Volvió a sacudir la cabeza, irritada contra sí misma porque, a pesar de todo, seguía pensando que había hecho bien, que lo haría de nuevo si se presentaba la ocasión, que era lo correcto; pero otra voz en su interior insistía en decir lo contrario. ¿Quién se había creído que era? ¿Némesis? ¿Kali? ¿Una de esas diosas airadas que golpean a los humanos a placer?

Se detuvo a unos metros de la membrana transparente que contenía el océano, evitando que se precipitara al interior de la burbuja, arrastrándola y ahogándola en un revoltijo de algas, peces, espuma y arena.

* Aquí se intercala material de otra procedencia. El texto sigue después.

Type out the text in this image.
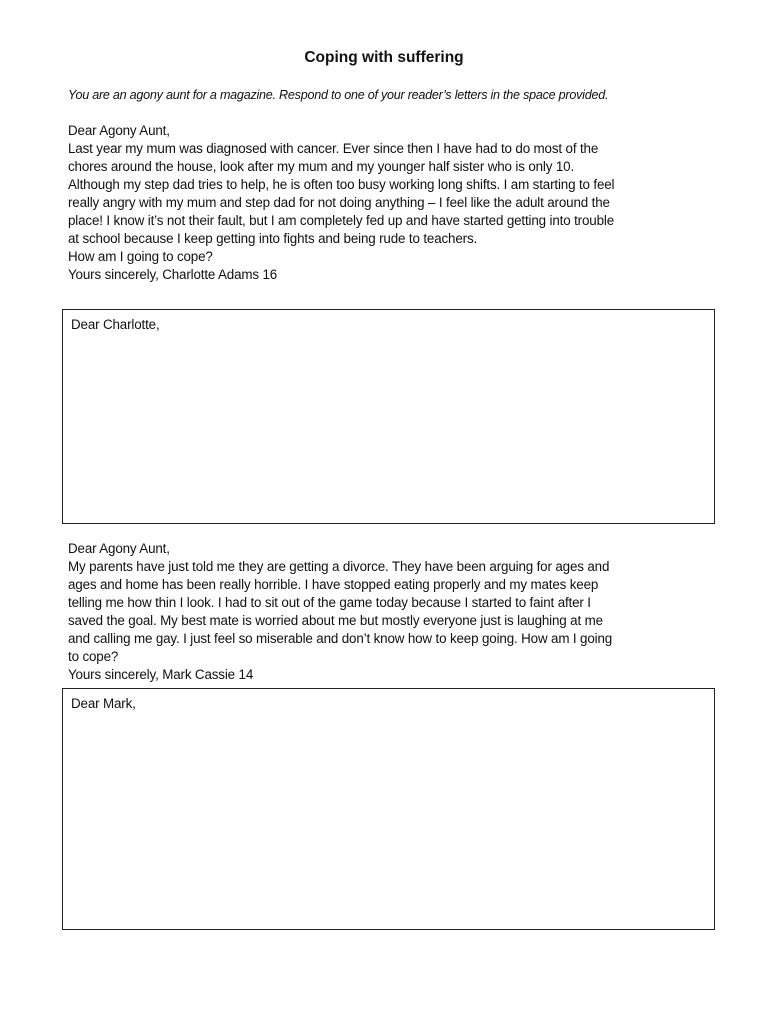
Coping with suffering

You are an agony aunt for a magazine. Respond to one of your reader’s letters in the space provided.

Dear Agony Aunt,
Last year my mum was diagnosed with cancer. Ever since then I have had to do most of the
chores around the house, look after my mum and my younger half sister who is only 10.
Although my step dad tries to help, he is often too busy working long shifts. I am starting to feel
really angry with my mum and step dad for not doing anything – I feel like the adult around the
place! I know it’s not their fault, but I am completely fed up and have started getting into trouble
at school because I keep getting into fights and being rude to teachers.
How am I going to cope?
Yours sincerely, Charlotte Adams 16
Dear Charlotte,
Dear Agony Aunt,
My parents have just told me they are getting a divorce. They have been arguing for ages and
ages and home has been really horrible. I have stopped eating properly and my mates keep
telling me how thin I look. I had to sit out of the game today because I started to faint after I
saved the goal. My best mate is worried about me but mostly everyone just is laughing at me
and calling me gay. I just feel so miserable and don’t know how to keep going. How am I going
to cope?
Yours sincerely, Mark Cassie 14
Dear Mark,
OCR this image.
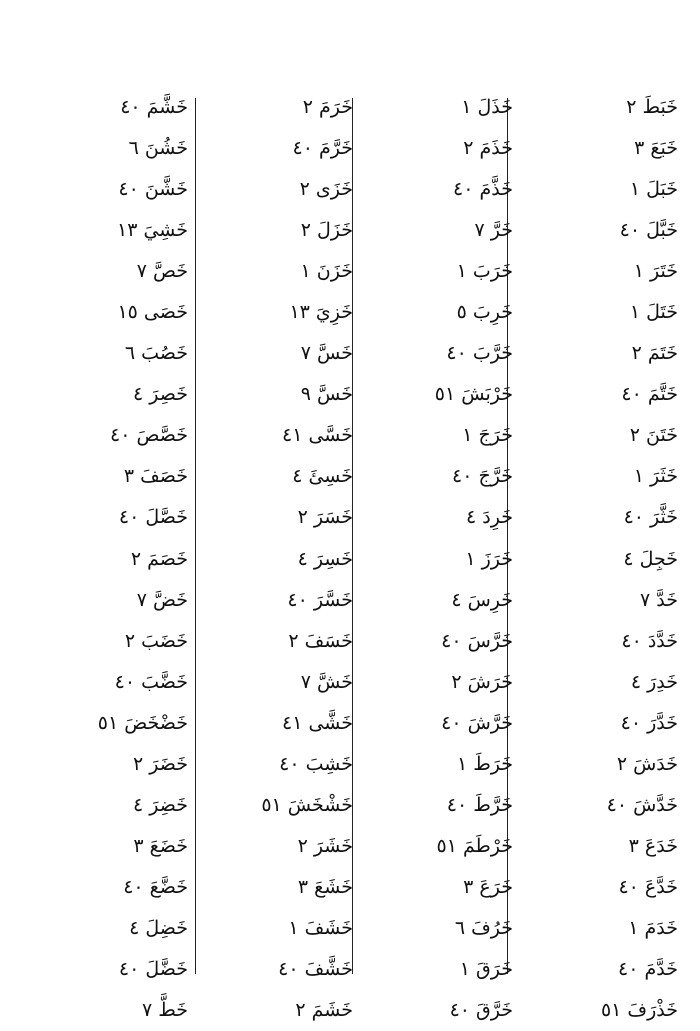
خَبَطَ ۲
خَبَعَ ۳
خَبَلَ ۱
خَبَّلَ ٤٠
خَتَرَ ۱
خَتَلَ ۱
خَتَمَ ۲
خَتَّمَ ٤٠
خَتَنَ ۲
خَثَرَ ۱
خَثَّرَ ٤٠
خَجِلَ ٤
خَدَّ ۷
خَدَّدَ ٤٠
خَدِرَ ٤
خَدَّرَ ٤٠
خَدَشَ ۲
خَدَّشَ ٤٠
خَدَعَ ۳
خَدَّعَ ٤٠
خَدَمَ ۱
خَدَّمَ ٤٠
خَذْرَفَ ٥١
خَذَلَ ۱
خَذَمَ ۲
خَذَّمَ ٤٠
خَرَّ ۷
خَرَبَ ۱
خَرِبَ ٥
خَرَّبَ ٤٠
خَرْبَشَ ٥١
خَرَجَ ۱
خَرَّجَ ٤٠
خَرِدَ ٤
خَرَزَ ۱
خَرِسَ ٤
خَرَّسَ ٤٠
خَرَشَ ۲
خَرَّشَ ٤٠
خَرَطَ ۱
خَرَّطَ ٤٠
خَرْطَمَ ٥١
خَرَعَ ۳
خَرُفَ ٦
خَرَقَ ۱
خَرَّقَ ٤٠
خَرَمَ ۲
خَرَّمَ ٤٠
خَزَى ۲
خَزَلَ ۲
خَزَنَ ۱
خَزِيَ ١٣
خَسَّ ۷
خَسَّ ۹
خَسَّى ٤١
خَسِئَ ٤
خَسَرَ ۲
خَسِرَ ٤
خَسَّرَ ٤٠
خَسَفَ ۲
خَشَّ ۷
خَشَّى ٤١
خَشِبَ ٤٠
خَشْخَشَ ٥١
خَشَرَ ۲
خَشَعَ ۳
خَشَفَ ۱
خَشَّفَ ٤٠
خَشَمَ ۲
خَشَّمَ ٤٠
خَشُنَ ٦
خَشَّنَ ٤٠
خَشِيَ ١٣
خَصَّ ۷
خَصَى ١٥
خَصُبَ ٦
خَصِرَ ٤
خَصَّصَ ٤٠
خَصَفَ ۳
خَصَّلَ ٤٠
خَصَمَ ۲
خَضَّ ۷
خَضَبَ ۲
خَضَّبَ ٤٠
خَضْخَضَ ٥١
خَضَرَ ۲
خَضِرَ ٤
خَضَعَ ۳
خَضَّعَ ٤٠
خَضِلَ ٤
خَضَّلَ ٤٠
خَطَّ ۷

Al otro lado, un pez enorme, gris con manchas blancas, la miraba de frente como si estuviera preguntándose qué clase de animal era ella, comestible o no. Eso era lo único que importaba en la naturaleza, quién come y quién es comido, quién es cazador y quién es presa, quién mata y quién se deja matar. Y, por supuesto, quién es macho y quién es hembra, para poder reproducirse, para que los genes se perpetúen por toda la eternidad. Pero ella era humana, o algo similar. En su caso importaban también otras cosas, tenía otros problemas, era fundamental tomar ciertas decisiones y conocerse a sí misma.

El pez movió perezosamente las aletas y se alejó de la burbuja, mostrándole el flanco salpicado de puntos blancos como si llevara un vestido de lunares. Lena alargó la mano hacia la membrana, curiosa y a la vez asustada de pensar si su contacto rompería la pared transparente. Sintió un leve cosquilleo y una resistencia suave, del mismo tipo de cuando se meten las manos en una fuerte corriente de aire cálido, pero el océano siguió al otro lado, imperturbable.

Lena echó una última mirada hacia el mar y se dio la vuelta; la jaima ya se había perdido en la distancia, las huellas de sus pies se marcaban con toda claridad sobre la arena blanca. Sólo forzando la vista se adivinaban los acantilados rocosos al fondo, entre el despliegue de colores que ondulaba en el aire.

Hizo una inspiración profunda y gritó el nombre de Él con todas sus fuerzas.

El castigo a su propio orgullo sería la angustia y el dolor de llegar a saber todo lo que los clanes querían que supiera.